在获取到特征之后,还可以对特征进行进一步处理,生成新特征或者特征的预处理等。
"Features":[
{
"FeatureType":"raw_feature",
"FeatureName":"article_id",
"FeatureSource":"item:id",
"FeatureStore":"item"
},
{
"FeatureType":"raw_feature",
"FeatureName":"item_elapse_time",
"FeatureSource":"item:item_ctime",
"Normalizer":"time_ln",
"RemoveFeatureSource":true,
"FeatureStore":"item"
}
]
FeatureType FeatureOp 名称,raw_feature 指的是从原始特征直接生成第三方特征
FeatureName 新生成的特征名称
FeatureSource 原始特征
FeatureStore 新生成的特征存到哪个对象里,user 或者 item
Normalizer 可选,归一化处理操作名称,目前只有 time_ln
RemoveFeatureSource 可选,是否删除原始特征
Redis
再来看个 redis 的例子
redis 中存储特征使用 key value 形式,value 形式为 "key1:value1,key2:value2" 。
AdapterType 数据源为 redis
RedisName redis 数据源名称,可以从 RedisConfs 里找到
RedisPrefix key 前缀
FeatureKey 根据哪个值,去构造 redis key 值。
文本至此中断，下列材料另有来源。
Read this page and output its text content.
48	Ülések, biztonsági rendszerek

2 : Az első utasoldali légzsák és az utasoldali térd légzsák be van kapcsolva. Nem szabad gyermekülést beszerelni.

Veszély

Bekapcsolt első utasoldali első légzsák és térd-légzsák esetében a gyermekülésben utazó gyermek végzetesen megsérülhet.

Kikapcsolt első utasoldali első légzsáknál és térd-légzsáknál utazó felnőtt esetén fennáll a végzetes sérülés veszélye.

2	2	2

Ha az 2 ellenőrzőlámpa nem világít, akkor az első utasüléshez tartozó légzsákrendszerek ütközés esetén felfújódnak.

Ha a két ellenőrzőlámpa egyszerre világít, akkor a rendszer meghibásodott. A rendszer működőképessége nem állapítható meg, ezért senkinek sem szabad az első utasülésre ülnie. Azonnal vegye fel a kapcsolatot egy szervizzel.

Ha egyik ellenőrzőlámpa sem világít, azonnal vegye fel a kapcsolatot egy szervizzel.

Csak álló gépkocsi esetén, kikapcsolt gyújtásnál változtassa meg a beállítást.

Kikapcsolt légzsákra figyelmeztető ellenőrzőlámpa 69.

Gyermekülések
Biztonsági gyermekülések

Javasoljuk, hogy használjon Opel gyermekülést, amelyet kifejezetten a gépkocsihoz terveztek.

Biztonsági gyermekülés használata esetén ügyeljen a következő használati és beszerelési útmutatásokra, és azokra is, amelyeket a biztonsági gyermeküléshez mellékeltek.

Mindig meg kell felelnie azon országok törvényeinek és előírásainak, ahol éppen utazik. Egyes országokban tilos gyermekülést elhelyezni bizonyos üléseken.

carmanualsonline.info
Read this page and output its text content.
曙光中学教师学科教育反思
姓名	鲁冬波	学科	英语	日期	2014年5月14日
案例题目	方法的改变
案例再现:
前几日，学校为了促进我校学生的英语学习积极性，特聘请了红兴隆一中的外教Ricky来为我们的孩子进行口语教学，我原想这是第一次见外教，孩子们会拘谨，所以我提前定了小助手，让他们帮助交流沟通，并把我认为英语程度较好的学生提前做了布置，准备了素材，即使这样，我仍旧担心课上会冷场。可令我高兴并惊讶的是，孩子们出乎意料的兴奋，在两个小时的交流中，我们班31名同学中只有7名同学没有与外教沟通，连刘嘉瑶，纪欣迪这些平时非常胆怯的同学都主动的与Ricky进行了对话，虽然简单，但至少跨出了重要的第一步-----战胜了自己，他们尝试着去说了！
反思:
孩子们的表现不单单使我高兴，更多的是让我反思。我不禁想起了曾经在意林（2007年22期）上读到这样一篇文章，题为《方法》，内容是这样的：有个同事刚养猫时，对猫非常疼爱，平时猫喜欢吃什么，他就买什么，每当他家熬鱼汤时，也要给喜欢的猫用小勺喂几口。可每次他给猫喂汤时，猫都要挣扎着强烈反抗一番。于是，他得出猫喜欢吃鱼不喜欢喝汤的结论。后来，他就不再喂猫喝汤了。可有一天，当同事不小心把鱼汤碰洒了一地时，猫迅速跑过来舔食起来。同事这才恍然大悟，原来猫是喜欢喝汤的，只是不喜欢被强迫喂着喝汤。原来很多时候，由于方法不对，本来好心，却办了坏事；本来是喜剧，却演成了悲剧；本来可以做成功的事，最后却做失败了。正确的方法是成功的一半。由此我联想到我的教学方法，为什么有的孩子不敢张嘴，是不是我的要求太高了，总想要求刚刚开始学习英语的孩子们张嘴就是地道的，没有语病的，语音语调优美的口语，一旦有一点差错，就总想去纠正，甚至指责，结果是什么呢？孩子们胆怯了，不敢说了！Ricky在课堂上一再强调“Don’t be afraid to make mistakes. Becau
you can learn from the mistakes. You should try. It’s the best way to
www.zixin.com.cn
FeatureKey 标明查找的值来自于 user 或者 item 的哪个字段。比如,
user:uid
获取 user 的 uid 属性值,item:id
获取 item 的 id 的属性值FeatureStore 特征获取到之后,存储到哪里。user 和 item 都有属性的字段 Properties, 这个 Properties 是个 map, 用来存储特征数据
"FeatureConfs" :{
"home_feed" :{
"FeatureLoadConfs": [
{
"FeatureDaoConf": {
"AdapterType": "redis",
"RedisName": "user_redis",
"RedisPrefix": "UF_V2_",
"FeatureKey": "user:uid",
"FeatureStore":"user"
},
"Features" :[]
},
{
"FeatureDaoConf": {
"AdapterType": "redis",
"RedisName": "item_redis",
"RedisPrefix": "IF_V2_FM_",
"FeatureKey": "item:id",
"FeatureStore":"item"
},
"Features" :[
{
"FeatureType": "raw_feature",
"FeatureName" : "article_id",
"FeatureSource" : "item:id",
"FeatureStore":"item"
},
{
"FeatureType": "raw_feature",
"FeatureName" : "item_elapse_time",
"FeatureSource" : "item:item_ctime",
"Normalizer": "time_ln",
"RemoveFeatureSource" : true,
"FeatureStore":"item"
}
]
}
]
}
}
在上面的例子中,还有 Features 的变化操作。
FeatureType FeatureOp 名称,raw_feature 指的是从原始特征直接生成第三方特征
FeatureName 新生成的特征名称
FeatureSource 原始特征
FeatureStore 新生成的特征存到哪个对象里,user 或者 item
Normalizer 可选,归一化处理操作名称
RemoveFeatureSource 可选,是否删除原始特征
OTS(tablestore)
OTS 的配置与 Hologres 类似, 样例配置如下:
"FeatureConfs" :{
"home_feed" :{
"FeatureLoadConfs": [
{
"FeatureDaoConf": {
"AdapterType": "tablestore",
"TableStoreName": "",
"FeatureKey": "user:uid",
"UserFeatureKeyName" :"uid",
"TableStoreTableName" : "",
"UserSelectFields":"",
"FeatureStore":"user"
},
"Features" :[]
},
{
"FeatureDaoConf": {
"AdapterType": "tablestore",
"TableStoreName": "",
"FeatureKey": "item:id",
"ItemFeatureKeyName" :"item_id",
"TableStoreTableName" : "",
"ItemSelectFields":"",
"FeatureStore":"item"
},
"Features" :[]
}
]
}
}
AdapterType 数据源类型,此处固定值 tablestore
TableStoreName 配置的 tablestore 名称,名称可以从 TableStoreConfs 找到
FeatureKey 根据哪个值,去从表里查找特征数据。FeatureKey 标明查找的值来自于 user 或者 item 的哪个字段。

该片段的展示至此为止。